Day one of the conference started with sessions on the ‘China Question’, and the ‘Korea Question’, which reflected upon whether Japan could continue to rely upon its two major Northeast Asian economic partners given increased diplomatic and security tensions in the region. This was followed by two afternoon sessions that focused on the ‘American Question’ and the military balance in the region. The key point of contention during these sessions was whether Japan could continue to rely on its major security and diplomatic partner, and whether the steps taken by Japan to strengthen the operational functionality of the US-Japan alliance would be enough to maintain a favourable military balance.

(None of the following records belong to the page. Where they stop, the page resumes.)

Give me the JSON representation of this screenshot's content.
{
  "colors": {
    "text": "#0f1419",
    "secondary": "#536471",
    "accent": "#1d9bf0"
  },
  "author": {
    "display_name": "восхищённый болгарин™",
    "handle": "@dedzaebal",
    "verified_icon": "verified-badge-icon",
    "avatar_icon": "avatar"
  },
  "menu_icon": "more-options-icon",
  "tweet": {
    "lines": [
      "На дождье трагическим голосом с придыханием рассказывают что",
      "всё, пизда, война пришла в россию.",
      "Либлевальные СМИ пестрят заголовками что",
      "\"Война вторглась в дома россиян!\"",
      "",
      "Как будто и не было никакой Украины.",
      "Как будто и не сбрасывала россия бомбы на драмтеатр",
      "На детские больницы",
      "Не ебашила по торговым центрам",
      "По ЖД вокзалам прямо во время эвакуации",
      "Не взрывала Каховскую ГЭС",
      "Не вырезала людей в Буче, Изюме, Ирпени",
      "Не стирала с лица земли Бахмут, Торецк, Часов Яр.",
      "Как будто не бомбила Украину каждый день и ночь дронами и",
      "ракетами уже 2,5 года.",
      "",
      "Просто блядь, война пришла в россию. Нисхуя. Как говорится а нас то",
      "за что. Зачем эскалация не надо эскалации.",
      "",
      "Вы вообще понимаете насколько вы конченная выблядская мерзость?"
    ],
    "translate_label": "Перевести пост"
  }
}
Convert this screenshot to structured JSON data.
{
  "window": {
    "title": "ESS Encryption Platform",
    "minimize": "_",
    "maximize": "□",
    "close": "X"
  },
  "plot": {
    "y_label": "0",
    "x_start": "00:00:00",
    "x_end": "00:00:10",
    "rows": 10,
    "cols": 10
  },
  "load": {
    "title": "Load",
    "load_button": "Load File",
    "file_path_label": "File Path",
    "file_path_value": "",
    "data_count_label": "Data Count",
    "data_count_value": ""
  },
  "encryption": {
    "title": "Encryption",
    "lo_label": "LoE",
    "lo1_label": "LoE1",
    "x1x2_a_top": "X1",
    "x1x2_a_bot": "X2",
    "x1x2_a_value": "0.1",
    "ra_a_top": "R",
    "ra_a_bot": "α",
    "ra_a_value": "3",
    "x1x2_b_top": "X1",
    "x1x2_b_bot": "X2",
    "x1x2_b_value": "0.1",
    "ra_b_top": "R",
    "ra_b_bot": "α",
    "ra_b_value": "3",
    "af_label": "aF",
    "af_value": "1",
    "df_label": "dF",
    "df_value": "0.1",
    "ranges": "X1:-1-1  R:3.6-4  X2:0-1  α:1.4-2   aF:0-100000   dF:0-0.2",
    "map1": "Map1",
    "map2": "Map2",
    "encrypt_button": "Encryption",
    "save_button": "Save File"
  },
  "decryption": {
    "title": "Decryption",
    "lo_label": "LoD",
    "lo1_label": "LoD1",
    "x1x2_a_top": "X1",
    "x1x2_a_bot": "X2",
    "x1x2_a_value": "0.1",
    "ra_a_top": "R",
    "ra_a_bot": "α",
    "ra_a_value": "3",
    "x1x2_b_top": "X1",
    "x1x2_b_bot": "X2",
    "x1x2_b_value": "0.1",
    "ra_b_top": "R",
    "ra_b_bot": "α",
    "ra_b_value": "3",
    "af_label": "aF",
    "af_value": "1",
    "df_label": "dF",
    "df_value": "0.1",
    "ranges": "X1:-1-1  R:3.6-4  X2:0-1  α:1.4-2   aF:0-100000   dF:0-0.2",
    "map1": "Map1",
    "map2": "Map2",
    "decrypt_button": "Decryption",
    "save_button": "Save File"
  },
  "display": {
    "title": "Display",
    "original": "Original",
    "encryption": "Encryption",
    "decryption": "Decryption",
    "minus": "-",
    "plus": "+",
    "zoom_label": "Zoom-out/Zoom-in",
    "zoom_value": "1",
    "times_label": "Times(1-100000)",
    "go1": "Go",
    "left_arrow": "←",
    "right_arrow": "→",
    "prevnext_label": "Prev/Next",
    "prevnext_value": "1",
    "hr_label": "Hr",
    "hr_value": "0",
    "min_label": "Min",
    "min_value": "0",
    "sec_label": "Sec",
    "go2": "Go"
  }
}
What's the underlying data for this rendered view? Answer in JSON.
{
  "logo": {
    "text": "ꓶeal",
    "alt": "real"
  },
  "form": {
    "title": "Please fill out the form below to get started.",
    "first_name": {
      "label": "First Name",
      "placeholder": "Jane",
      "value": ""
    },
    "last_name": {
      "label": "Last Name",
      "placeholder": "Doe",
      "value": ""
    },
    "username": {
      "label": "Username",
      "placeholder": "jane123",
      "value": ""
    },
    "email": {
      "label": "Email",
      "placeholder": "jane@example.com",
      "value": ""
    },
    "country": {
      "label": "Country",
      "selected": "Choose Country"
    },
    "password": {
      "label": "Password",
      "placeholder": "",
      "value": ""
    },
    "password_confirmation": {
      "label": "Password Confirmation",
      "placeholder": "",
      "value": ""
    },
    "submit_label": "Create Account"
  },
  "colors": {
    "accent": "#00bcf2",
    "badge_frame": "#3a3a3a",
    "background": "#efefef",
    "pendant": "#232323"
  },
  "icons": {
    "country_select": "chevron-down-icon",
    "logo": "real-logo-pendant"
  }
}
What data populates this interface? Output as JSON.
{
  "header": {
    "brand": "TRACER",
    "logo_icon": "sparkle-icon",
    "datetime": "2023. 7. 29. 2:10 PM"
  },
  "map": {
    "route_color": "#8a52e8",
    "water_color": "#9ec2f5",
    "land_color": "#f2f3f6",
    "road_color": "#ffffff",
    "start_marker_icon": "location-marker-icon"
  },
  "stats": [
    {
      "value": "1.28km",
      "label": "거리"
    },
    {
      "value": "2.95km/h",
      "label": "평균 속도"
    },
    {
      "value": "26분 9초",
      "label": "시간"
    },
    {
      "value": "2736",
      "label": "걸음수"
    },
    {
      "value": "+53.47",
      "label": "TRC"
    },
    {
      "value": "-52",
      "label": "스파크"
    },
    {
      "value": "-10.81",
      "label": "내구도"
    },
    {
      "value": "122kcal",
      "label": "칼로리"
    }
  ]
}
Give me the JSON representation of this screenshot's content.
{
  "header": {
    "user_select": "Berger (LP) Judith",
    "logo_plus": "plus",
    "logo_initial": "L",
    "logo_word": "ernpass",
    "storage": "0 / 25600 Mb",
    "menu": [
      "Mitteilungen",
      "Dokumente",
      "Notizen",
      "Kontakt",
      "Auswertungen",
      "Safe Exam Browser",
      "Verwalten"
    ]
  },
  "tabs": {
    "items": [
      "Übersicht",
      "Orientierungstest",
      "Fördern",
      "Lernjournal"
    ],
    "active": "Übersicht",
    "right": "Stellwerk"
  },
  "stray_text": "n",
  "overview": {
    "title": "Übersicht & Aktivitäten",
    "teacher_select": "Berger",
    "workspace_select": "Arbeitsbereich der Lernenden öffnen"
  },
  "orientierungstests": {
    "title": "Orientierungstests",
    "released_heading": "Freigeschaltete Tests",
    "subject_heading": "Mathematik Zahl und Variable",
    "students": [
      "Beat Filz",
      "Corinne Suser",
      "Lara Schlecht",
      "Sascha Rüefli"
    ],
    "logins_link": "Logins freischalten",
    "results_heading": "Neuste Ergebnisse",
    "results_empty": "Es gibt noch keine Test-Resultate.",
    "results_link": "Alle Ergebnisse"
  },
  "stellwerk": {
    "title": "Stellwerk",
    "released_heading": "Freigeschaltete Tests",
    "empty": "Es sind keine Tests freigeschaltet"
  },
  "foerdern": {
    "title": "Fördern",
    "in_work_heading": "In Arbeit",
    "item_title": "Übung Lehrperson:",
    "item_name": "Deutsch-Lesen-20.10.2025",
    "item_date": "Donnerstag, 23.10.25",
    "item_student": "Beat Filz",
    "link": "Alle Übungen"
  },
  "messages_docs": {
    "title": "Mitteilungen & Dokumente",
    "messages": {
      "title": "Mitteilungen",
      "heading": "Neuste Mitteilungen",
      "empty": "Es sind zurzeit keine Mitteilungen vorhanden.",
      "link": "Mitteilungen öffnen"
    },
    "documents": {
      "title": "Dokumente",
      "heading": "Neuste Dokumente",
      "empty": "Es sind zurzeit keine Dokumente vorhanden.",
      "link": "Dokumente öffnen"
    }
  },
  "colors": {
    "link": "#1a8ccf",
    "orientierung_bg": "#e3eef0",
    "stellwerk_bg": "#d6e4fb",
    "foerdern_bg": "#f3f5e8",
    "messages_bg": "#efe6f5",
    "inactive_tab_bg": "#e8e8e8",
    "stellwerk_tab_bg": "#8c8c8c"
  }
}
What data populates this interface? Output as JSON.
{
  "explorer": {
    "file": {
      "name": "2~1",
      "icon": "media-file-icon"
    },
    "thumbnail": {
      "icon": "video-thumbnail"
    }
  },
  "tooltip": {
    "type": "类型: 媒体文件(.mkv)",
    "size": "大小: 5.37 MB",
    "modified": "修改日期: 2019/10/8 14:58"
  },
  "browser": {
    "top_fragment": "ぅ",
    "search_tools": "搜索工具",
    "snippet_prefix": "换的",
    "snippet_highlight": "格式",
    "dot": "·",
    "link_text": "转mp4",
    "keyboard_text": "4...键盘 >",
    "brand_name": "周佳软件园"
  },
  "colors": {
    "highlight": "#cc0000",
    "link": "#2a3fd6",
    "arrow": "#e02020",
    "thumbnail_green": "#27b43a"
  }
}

The day ended with a keynote speech by Mr. Nishi Masanori, the recently retired Japanese Administrative Vice-Minister for Defense. Mr Nishi provided the conference participants with an extremely insightful reflection on his experiences of over more than thirty years as an official in the Ministry of Defense, especially those experiences relating to the revision of the US-Japan Defense Guidelines in 1997 and 2015. While noting that Japan had faced similar questions about rapidly changing geopolitical trends in the 1970s, Mr. Nishi pointed to the specific difficulties of security policymaking in the post-Cold War era. In particular, he addressed the increased importance of being able to understand, and if possible, adapt to the rapidly changing economic dimensions of security in a period of globalisation.
Day two started with reflections on adjustments made to Japan’s security policy in terms of changes to political and legal institutions, as well as enhancements of Japan’s own hard military power. This was followed by two sessions looking at evolving and new diplomatic partnerships outside Northeast Asia, and beyond the US-Japan alliance, that the Japanese government has been pursuing more vigorously over the last decade. The conference ended with a panel discussion and summary of proceedings by Professor Richard Samuels.
During the workshop, a consensus developed among the participants that Tokyo has increasingly come to question its own assumptions about regional and global geopolitical trends. The period from 2008-2009 has seen significant economic, diplomatic and internal developments in China, the United States, and on the Korean Peninsula. Due to these changes, Japan’s ability to co-manage regional relations and tensions with the PRC, the US and the ROK, has become strained. This broader realisation, along with specific discussions on the geopolitical changes and Japanese government adaptations, will make a good basis for the development of an edited volume and a subsequent publication workshop to be held in June 2017.